Carme Torras#

Short laudatio by Grzegorz Rozenberg#


Prof. Carme Torras is a scientist with a remarkable scientific career. She graduated in Mathematics with honours from the University of Barcelona and, holding a Fulbright scholarship, she obtained a Master degree in Computer Science from the University of Massachusetts at Amherst. There she followed a very innovative academic program that linked Brain Theory and Neural Computation, under the guidance of Prof. M.A. Arbib, perhaps the best known scientist in Brain Theory, who was also her Master thesis advisor. This exposure to computational models of the brain strongly influenced her scientific trajectory. Back in Barcelona, she completed her PhD with a thesis about neural models of temporal learning that was published by Springer-Verlag in the series Lecture Notes in Biomathematics.

At the time, most neural models dealt with sensory activity (vision pathways attracting most attention) and focused on the spatial distribution of signals (pattern processing in images). Thus, her thesis centred on motor activity and temporal signal processing was very innovative, really pioneering, and opened up exciting avenues of research, which have been widely pursued by the international scientific community since then. In particular, the thesis highlighted the important role of pacemaker neurons in triggering and sustaining oscillations both in living brains and in computational neural networks, which is the substrate on which the learning of temporal sequences often relies. A further research step was to extract the principles underlying the neural models of motor activity and adapt them to robotics, more specifically to kinematics, robot control and motion planning. This is a research line that Prof. Torras has been pursuing steadily since she joined the Institut de Robòtica i Informàtica Industrial (IRI), where she has formed a large robotics group with twelve seniors and an average of six postdocs at a time.

The pioneering role that Prof. Torras has played in linking brain modelling to robotics shows up (especially at the European level) in the number of top European projects that she has co-organised.

It is important to note that, aside from the theoretical work, some of these projects have led to technology transfer.
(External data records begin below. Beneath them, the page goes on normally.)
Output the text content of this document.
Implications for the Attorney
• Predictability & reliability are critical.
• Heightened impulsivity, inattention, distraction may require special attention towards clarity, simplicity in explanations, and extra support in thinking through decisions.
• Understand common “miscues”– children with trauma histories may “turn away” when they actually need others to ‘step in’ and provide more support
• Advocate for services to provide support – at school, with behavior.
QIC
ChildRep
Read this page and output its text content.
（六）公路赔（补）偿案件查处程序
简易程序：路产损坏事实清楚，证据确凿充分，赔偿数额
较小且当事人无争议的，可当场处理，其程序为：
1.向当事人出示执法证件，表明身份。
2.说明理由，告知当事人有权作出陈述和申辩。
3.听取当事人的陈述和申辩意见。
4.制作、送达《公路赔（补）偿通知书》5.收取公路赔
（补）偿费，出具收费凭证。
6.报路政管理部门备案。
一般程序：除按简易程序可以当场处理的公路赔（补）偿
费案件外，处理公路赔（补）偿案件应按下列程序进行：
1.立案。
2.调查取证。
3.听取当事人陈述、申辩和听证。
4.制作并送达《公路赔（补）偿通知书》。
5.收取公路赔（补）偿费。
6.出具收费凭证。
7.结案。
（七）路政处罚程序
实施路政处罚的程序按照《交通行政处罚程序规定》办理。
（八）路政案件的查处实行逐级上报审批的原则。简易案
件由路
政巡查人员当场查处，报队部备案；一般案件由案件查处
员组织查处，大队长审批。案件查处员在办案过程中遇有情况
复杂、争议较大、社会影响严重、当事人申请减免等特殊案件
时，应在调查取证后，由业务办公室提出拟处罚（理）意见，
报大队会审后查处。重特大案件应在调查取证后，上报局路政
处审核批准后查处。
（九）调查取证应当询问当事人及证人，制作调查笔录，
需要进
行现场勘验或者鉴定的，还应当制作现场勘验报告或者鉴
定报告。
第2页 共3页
For instance, within the CONNY project, the group at IRI developed two software packages, one for the visual positioning of robots for Thomson CSF, which was patented, and another for the automatic recalibration of a spatial robot, which was installed on a mock-up of the International Space Station at Daimler-Benz Aerospace in Bremen. Prof. Torras has lead further contracts with industry, such as those signed with the French robotics company Robosoft, for the development of vision modules for both articulated and mobile robots.

An important (in the context of this nomination) aspect of Prof. Torras career is that she continuously attracts to her group researchers with different backgrounds, most notably top-rank mathematicians, experts in artificial intelligence, industrial engineers, mechanical engineers and very competent software engineers, which has allowed the group to tackle very hard and broad-scope problems. This shows up in the great variety of top-ranked journals in which she has published. For example, the intense collaboration with algebraic geometers has led to a recent series of papers on parallel manipulators, published in both robotics and mathematical journals with high impact.

Also important in the context of this nomination is the enthusiastic dedication of Prof. Torras to the training of very promising students and young researchers - some of them have later become renowned researchers.

The scientific, didactic, and organizational merrits of her career have been well recognized. She has received various awards - we highlight here the Narcís Monturiol Medal in recognition of a significant scientific and technological career by the Generalitat de Catalunya, and the recognition as Fellow of the European Coordinating Committee for Artificial Intelligence (ECCAI).